When the product is available in 2010, not only will companies be able to use the standalone Salesforce Chatter features in new applications within the enterprise in a more secure fashion than one-off cloud offerings, Salesforce.com plans to immediately make social its other 135,000 native Force.com applications.

This is a good opportunity for Salesforce.com, as enterprise hesitation over pure in-the-cloud social networks is rampant -- and legitimate. With Salesforce.com being a trusted enterprise collaboration and application development solution already, this could up-level the use of such social enterprise applications, and bring more Twitter and Facebook data, into the enterprise.

Salesforce Chatter's biggest threat seems to be that of SocialText, which provides similar services and offers compelling enterprise-worthy collaboration and social networking services. It's likely now, however, that current Salesforce.com customers would choose the incumbent offering, so Salesforce Chatter adoption might grow through current user base first.
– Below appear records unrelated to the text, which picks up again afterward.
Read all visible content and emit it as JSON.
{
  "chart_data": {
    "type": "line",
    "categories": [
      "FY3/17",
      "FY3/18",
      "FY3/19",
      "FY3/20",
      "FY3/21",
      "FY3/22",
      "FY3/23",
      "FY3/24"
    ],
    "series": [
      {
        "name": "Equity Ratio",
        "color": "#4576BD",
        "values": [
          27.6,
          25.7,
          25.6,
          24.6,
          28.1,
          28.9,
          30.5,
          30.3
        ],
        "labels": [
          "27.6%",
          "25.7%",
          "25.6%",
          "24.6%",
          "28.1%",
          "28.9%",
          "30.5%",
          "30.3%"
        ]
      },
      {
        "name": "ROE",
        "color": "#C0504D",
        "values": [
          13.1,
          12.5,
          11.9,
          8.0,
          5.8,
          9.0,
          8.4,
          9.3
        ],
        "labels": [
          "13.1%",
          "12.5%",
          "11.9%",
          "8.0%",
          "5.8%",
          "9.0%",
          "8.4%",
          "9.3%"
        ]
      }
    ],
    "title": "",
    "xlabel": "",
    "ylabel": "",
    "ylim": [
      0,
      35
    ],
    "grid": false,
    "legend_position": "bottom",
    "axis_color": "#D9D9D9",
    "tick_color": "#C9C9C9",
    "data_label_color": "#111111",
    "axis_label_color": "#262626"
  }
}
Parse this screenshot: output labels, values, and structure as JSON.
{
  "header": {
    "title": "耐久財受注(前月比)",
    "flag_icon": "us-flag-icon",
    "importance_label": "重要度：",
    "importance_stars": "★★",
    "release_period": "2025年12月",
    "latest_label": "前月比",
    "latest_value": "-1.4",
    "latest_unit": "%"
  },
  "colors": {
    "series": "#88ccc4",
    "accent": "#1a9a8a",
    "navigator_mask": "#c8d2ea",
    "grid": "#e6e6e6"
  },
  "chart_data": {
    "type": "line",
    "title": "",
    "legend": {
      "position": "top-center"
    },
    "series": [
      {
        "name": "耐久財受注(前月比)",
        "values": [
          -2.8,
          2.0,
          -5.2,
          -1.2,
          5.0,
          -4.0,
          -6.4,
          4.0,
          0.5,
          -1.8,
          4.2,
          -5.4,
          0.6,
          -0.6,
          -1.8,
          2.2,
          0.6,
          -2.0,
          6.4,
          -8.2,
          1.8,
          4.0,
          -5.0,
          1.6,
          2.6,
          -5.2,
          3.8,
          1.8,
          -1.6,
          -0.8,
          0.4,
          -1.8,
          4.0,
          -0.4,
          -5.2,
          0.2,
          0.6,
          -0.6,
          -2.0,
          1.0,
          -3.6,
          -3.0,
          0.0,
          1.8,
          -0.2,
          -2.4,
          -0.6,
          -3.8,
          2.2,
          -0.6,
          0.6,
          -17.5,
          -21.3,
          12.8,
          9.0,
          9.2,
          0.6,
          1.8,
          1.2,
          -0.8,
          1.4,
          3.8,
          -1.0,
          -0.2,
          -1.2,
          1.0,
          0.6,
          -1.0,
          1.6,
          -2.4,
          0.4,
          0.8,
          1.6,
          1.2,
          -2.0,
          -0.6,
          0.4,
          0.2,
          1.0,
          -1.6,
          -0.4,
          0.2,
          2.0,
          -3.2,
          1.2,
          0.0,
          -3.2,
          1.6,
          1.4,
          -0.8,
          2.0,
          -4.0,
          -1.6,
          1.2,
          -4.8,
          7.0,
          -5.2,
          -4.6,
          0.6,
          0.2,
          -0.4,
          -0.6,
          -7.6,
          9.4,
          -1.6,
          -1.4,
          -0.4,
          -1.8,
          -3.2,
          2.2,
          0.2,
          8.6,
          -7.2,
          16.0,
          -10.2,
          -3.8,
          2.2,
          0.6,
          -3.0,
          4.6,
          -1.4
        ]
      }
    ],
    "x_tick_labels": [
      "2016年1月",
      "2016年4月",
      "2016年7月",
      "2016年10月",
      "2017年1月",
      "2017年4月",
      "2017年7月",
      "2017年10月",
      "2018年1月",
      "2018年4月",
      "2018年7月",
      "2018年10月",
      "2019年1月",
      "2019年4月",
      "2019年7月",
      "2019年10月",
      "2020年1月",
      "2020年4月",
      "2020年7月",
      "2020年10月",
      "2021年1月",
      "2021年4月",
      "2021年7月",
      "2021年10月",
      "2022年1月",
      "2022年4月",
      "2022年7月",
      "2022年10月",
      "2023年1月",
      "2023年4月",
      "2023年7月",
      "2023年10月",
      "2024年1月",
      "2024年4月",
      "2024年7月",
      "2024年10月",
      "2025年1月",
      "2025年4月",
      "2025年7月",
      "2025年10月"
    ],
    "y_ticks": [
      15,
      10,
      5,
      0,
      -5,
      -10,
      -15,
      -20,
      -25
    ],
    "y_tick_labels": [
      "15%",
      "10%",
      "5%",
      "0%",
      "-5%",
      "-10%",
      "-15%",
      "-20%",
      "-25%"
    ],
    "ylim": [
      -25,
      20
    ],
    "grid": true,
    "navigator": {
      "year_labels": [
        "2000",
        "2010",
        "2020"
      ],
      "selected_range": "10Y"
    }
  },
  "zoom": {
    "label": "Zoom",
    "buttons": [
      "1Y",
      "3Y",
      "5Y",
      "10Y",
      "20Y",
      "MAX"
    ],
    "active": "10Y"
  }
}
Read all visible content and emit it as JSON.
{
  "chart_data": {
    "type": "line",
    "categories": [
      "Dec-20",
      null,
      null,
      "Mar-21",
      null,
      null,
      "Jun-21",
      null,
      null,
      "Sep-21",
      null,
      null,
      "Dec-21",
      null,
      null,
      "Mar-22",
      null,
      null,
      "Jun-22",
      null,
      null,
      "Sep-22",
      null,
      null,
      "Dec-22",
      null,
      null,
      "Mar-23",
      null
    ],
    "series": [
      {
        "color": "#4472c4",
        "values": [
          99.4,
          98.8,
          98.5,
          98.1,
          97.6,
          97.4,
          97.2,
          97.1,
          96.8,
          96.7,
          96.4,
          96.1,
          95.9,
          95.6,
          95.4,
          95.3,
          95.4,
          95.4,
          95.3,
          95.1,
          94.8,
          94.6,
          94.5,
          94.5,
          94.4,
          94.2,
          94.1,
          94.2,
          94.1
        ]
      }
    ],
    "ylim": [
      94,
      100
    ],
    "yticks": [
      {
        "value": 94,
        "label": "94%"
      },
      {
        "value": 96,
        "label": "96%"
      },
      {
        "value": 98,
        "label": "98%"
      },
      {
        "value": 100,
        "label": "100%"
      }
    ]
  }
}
Other competitors, such as Yammer, may not have as much of a leg to stand on in competing with Salesforce Chatter. While Yammer has made some enterprise traction, most companies that use it are smaller to mid-size businesses versus large enterprises. Most large enterprises with whom I've spoken about Yammer express trepidation over the service's pricing and community model. At the same time, SMBs with whom I have spoken about Yammer don't seem to have the same security or expense concerns, so Yammer could stay a viable solution for the smaller markets. The introduction of Salesforce Chatter, and the already strong SocialText solution, should knock Yammer out of enterprise consideration.

"We are constantly evaluating tools that promise to increase the productivity and collaboration of our employees. Salesforce Chatter recognizes that enterprise collaboration is more than connecting people, but also connecting content and apps. With Chatter, collaboration within our company will truly come alive, all from within our trusted Salesforce apps," said Daniel R. Chiazza of Harris Interactive.